Processing Orders and prosEO Production Planning Strategies - dlr-eoc/prosEO GitHub Wiki
Processing Orders and prosEO Production Planning Strategies
This chapter describes the way to handle processing orders and their job steps and the strategies used in each step.
Direct actions to manipulate a processing order
The commands follow the production order menu of graphical user interface (GUI). The current user has to have the appropriate UserRole to execute one of the commands. The possible sequence of commands (order states) is defined in Order State.
Approve
After a processing order was created (see Creating Orders Automatically and Creating Orders Manually) it should be reviewed and approved if no changes are required. The new order state is APPROVED.
Plan
Planning a production order builds the jobs and job steps which will be processed on the selected processing facility (see Release). It starts a new thread to do this in the background and sets the order state to PLANNING. Then the expected jobs are created, this means all possible jobs without looking for already existing output products. A job represents the product(s) for a time interval (start and end time). The time interval(s) are defined by the slicing type and the corresponding settings:
- ORBIT: Create jobs by orbit (preferably a list of orbits is then given for the order, if no such lists exists, generate jobs orbit-wise so that the time interval is fully covered, i. e. with the first orbit starting not later than the beginning of the time interval and the last orbit ending not earlier than the end of the time interval jobs will be linked to their respective orbits).
- CALENDAR_DAY: Create jobs by calendar day (in such a way that the first job starts not later than the beginning of the order time interval and the last job ends not earlier than the end of the time interval).
- CALENDAR_MONTH: Same as CALENDAR_DAY, but for calendar months.
- CALENDAR_YEAR: Same as CALENDAR_DAY, but for calendar years.
- TIME_SLICE: Create jobs in fixed time slices, starting with the start time of the order time interval and ending not earlier than the end of the time interval.
- NONE: Do not attempt to create slices, but create a single job spanning exactly the time interval from startTime to stopTime.
Next the job steps of each job are created:
- Create one job step for each requested product class and additional job steps for missing but producible input products. This reverse looking for producible products stops if a product is contained in stop list of input product classes. Such products are expected to exist (already produced) in the product repository.

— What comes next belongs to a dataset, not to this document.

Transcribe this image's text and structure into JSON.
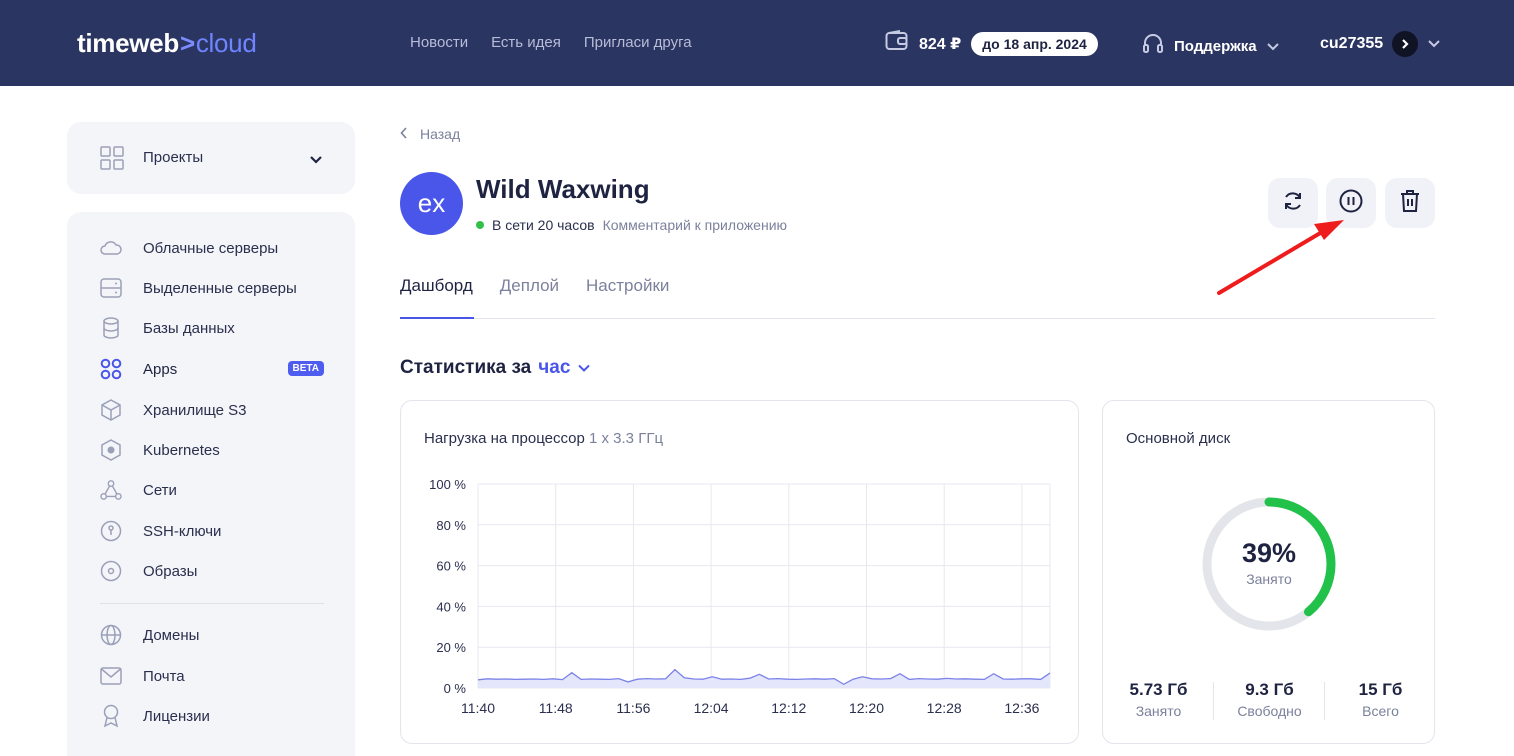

- If an output product already exists, the job step is not created.
- Set all necessary attributes of the job step.
- Find the applicable configured processor to create the output product.
- Finally set the state to PLANNED.
If a job has no job steps cause all output products already exist it is removed from the production order. Otherwise its state is set to PLANNED. Last the order state is set to PLANNED and the plan thread finishs.
Find the applicable configured processor to create an output product
Products are are splitted into two types, producible and non producible. Non producible products are normally L0 and most of auxilliary products. Their product class doesn't reference a processor and they have to exist in the product repository. All other products reference a processor class via their product class which is used to generate them. Additionaly the selection rules used to select input products can be divided by configured processors. This is sufficent to find a configured processor for product generation.
Secondary it is possible to define requested configured processors in a processing order. This garantees the usage of a specific version of processor and its configuration.
Here are the different decisions to find the configured processor to use:
- Look in the product class of output product for the processor class and fill the list of possible configured processors (referencing this processor class).
- If the order defines requested configured processors, reduce the possible selection list to them. This is used to request a specific version of a processor (e.g. to reproduce a product with this version).
- If the order defines a processing mode, find the configured processors defining this mode. Otherwise search for configured processors without using the processing mode.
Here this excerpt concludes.